How I can predict events on a new dataset?

Load packages

library(recforest)
library(dplyr)

Prepare data

We use the built-in dataset bladder1_recforest for this example. We build two subsamples of initial data for training and testing the model.

data("bladder1_recforest")

id_individuals_bladder1_recforest <- unique(bladder1_recforest$id)

train_ids <- sample(id_individuals_bladder1_recforest, size = 100, replace = FALSE)
test_ids <- setdiff(id_individuals_bladder1_recforest, train_ids)

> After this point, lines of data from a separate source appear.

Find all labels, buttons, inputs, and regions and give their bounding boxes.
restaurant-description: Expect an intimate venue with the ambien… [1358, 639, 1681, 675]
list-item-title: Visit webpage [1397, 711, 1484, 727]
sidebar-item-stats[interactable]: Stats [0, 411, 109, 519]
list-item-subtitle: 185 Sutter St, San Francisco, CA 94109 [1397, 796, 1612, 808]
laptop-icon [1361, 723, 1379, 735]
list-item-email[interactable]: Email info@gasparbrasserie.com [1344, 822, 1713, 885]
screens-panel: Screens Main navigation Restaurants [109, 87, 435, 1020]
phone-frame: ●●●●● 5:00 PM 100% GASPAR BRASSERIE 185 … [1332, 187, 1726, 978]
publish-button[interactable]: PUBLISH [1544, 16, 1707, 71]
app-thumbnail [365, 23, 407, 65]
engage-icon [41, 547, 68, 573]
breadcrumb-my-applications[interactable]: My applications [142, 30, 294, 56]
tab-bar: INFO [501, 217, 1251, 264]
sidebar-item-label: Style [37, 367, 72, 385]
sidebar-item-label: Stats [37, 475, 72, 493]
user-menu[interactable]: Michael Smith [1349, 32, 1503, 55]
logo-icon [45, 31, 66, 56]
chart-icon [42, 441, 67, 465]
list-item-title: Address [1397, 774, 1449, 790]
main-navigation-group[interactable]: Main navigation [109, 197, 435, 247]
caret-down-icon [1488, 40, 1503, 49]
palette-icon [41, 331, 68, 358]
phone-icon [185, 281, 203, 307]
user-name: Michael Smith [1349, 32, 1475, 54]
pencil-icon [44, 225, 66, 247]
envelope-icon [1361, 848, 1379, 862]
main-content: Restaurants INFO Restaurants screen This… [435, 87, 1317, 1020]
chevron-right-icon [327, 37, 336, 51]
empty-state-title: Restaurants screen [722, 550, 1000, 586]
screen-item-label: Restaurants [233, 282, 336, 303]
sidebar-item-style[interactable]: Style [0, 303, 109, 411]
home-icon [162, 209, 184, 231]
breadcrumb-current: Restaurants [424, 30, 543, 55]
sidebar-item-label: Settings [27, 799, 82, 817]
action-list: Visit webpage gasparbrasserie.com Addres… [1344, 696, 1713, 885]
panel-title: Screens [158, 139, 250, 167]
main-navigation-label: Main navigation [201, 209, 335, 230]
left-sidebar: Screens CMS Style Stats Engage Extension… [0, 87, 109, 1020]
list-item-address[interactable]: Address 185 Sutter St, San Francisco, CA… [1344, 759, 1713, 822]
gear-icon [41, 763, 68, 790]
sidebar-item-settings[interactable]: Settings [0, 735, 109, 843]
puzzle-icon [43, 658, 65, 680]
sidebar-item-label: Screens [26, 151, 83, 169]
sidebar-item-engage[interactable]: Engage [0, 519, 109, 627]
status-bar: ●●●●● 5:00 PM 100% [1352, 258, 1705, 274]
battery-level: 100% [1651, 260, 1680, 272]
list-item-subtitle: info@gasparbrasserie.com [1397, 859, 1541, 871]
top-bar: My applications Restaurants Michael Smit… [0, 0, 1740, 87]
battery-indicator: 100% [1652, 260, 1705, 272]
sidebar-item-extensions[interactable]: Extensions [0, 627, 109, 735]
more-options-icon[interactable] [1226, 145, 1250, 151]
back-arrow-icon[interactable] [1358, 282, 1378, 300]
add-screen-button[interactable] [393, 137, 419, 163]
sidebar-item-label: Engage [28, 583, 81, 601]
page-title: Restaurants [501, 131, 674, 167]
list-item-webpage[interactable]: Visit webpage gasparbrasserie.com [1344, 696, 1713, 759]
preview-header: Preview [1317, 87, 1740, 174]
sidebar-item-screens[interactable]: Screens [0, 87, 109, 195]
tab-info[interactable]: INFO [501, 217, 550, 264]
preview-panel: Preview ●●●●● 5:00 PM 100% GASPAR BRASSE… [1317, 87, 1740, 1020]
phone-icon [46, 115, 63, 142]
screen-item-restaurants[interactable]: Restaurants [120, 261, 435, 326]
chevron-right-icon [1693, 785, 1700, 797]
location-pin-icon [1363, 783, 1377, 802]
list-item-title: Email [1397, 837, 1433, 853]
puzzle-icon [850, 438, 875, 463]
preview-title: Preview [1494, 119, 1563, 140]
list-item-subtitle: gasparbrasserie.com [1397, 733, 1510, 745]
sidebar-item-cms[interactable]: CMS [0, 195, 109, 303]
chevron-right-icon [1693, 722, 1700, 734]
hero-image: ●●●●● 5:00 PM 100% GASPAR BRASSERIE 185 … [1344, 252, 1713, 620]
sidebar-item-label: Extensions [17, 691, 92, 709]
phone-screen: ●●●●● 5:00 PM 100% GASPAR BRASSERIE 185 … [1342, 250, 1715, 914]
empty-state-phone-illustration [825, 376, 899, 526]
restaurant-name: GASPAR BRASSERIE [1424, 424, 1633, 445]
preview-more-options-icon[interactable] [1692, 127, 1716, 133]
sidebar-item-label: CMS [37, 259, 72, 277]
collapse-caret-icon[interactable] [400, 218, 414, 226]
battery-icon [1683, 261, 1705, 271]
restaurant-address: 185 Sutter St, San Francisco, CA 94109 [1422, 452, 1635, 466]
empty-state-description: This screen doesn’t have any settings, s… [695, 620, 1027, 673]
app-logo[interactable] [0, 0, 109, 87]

train_bladder1_recforest <- bladder1_recforest %>%
  filter(id %in% train_ids)

test_bladder1_recforest <- bladder1_recforest %>%
  filter(id %in% test_ids)

Train a recforest model

Hyperparameters are user-fixed (to be optimized in real-world settings). Considering the small number of predictors, mtry was set to 2. For further details on hyperparameters, call ?train_forest.

set.seed(1234)
trained_forest <- train_forest(
  data = train_bladder1_recforest,
  id_var = "id",
  covariates = c("treatment", "number", "size"),
  time_vars = c("t.start", "t.stop"),
  death_var = "death",
  event = "event",
  n_trees = 3,
  n_bootstrap = round(2 * length(train_ids) / 3),
  mtry = 2,
  minsplit = 3,
  nodesize = 15,
  method = "NAa",
  min_score = 5,
  max_nodes = 20,
  seed = 111,
  parallel = FALSE,
  verbose = FALSE
)

Predict on new data

Predictions from recforest model are the expected mean cumulative number of recurrent events for each individual at the end of follow-up. Evaluations on new data based on the 3 metrics (C-index for recurrent events, Integrated MSE for recurrent events and Integrated Score for recurrent events) will be available soon.

predictions <- predict(
  trained_forest,
  newdata = test_bladder1_recforest,
  id_var = "id",
  covariates = c("treatment", "number", "size"),
  time_vars = c("t.start", "t.stop"),
  death_var = "death"
)